Machado is sitting at a small round table by himself, eating chicken fingers and watching like everyone else. His phone is charging on the other side of the room, presumably while text messages containing updates from his agent are going unread. Apparently the one person in the room receiving updates is also the one person in the room who doesn’t want them.

Machado’s parents are sitting at a table just a few feet away from him. They are joined by Ken Vickers, a family friend who coached Machado in the Impact Youth Basketball Program in Queens, NY. (Norfolk State graduate and Orlando Magic second-round pick Kyle O’Quinn was part of that program as well.) Vickers, who is the only one of Machado’s former coaches who has been invited to the Smyth Hotel tonight, has a special relationship with Machado. The two have remained in touch over the years, with Machado often visiting and speaking to Vickers’ players, something that Vickers says previous players of his who have made the NBA haven’t done, and Vickers becoming somewhat of a de facto counselor for Scott—a role that tonight, he will play for the entire Machado family.

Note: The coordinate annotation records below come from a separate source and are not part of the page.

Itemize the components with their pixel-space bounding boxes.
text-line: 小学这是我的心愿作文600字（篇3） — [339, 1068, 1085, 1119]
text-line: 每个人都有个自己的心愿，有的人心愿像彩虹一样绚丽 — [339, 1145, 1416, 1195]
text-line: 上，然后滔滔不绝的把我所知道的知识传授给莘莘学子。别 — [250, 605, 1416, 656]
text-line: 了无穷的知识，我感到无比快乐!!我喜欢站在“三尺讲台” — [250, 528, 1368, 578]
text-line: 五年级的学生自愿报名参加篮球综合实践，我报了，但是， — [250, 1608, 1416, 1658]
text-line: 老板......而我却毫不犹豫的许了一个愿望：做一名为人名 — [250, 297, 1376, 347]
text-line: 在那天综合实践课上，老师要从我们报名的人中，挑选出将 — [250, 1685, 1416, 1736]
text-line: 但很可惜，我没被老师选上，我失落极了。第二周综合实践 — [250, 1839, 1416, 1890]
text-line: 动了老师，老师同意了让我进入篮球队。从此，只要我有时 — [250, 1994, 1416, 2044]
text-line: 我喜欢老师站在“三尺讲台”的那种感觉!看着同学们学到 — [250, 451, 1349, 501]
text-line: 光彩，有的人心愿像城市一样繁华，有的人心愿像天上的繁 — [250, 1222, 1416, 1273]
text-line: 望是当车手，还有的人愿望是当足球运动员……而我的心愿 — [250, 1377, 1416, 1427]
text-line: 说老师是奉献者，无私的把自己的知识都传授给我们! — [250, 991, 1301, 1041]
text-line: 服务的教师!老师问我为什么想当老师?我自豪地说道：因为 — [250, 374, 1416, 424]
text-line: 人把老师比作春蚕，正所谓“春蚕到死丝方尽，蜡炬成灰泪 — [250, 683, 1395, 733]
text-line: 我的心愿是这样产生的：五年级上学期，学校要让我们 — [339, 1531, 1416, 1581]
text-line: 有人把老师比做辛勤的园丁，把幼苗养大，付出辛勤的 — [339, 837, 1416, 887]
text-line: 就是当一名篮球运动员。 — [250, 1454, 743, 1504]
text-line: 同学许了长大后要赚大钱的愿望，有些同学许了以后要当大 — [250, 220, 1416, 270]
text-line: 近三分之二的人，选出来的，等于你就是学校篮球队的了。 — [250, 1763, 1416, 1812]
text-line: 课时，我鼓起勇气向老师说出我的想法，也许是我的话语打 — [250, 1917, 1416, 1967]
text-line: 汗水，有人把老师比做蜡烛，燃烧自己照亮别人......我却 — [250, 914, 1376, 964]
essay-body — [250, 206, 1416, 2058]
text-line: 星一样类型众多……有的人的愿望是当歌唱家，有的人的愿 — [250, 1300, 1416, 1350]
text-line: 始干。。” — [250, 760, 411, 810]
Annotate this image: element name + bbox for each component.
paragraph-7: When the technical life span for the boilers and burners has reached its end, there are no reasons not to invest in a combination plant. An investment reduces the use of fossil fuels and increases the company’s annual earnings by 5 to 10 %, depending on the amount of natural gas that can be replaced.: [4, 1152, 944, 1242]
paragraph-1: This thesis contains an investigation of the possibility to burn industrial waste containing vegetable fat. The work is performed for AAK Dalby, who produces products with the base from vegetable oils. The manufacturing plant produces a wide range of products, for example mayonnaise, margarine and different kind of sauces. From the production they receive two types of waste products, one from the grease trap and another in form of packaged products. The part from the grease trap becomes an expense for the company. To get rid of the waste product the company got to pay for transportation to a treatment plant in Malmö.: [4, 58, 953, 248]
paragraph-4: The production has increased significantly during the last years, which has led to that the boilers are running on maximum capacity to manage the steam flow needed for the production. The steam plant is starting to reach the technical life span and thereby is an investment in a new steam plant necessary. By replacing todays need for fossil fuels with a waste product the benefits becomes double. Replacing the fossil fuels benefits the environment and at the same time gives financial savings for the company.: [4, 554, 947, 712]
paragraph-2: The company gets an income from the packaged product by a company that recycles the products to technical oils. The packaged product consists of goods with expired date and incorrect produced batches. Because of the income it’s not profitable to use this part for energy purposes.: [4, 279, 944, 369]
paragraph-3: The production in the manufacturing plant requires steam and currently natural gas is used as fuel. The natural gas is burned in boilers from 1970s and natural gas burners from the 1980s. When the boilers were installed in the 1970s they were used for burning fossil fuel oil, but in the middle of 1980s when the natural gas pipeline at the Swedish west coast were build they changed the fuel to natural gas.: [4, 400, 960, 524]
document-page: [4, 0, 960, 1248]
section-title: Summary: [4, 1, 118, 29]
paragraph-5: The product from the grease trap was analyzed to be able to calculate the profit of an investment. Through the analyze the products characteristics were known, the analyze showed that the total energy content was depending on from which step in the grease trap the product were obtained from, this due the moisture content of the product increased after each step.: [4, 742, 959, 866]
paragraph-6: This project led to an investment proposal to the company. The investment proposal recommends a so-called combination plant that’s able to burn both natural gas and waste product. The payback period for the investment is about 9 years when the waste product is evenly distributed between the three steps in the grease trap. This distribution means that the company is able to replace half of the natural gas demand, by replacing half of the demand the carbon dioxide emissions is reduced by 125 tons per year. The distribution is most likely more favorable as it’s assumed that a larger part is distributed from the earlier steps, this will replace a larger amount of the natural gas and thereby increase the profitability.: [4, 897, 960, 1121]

Right now he’s trying to ease Scott’s parents by telling them about (the other) Isaiah Thomas, a second year guard on the Sacramento Kings who averaged 11.5 points a game last season, despite being the final pick in that year’s Draft. “He was the last player taken last year, and he did well in the League,” Vickers tells them. “If you can play, it doesn’t matter where you get picked.”

I ask Machado’s parents, who appear as calm as their son, how they’re handling the night.

“He’s always been overlooked, so I’m anxious. Until you see that name on the screen, you just don’t know,” says Machado’s father, Luiz. “But he’s handling this really well.”

Five players have now been chosen in the second round, and, finally, Machado is getting anxious. He asks his brother Greg to bring him his phone, and once he has it back in hands, he begins to read his messages and type away. “We still don’t know anything,” he says. His name is now appearing on an ESPN graphic under the title of “Best Players Available,” a detail that quickly goes from exciting to unnerving. As the night progresses, and more and more players come off the board, restlessness starts to spread across the room. Name after name after name is called by Adam Silver. Scott Machado’s is not.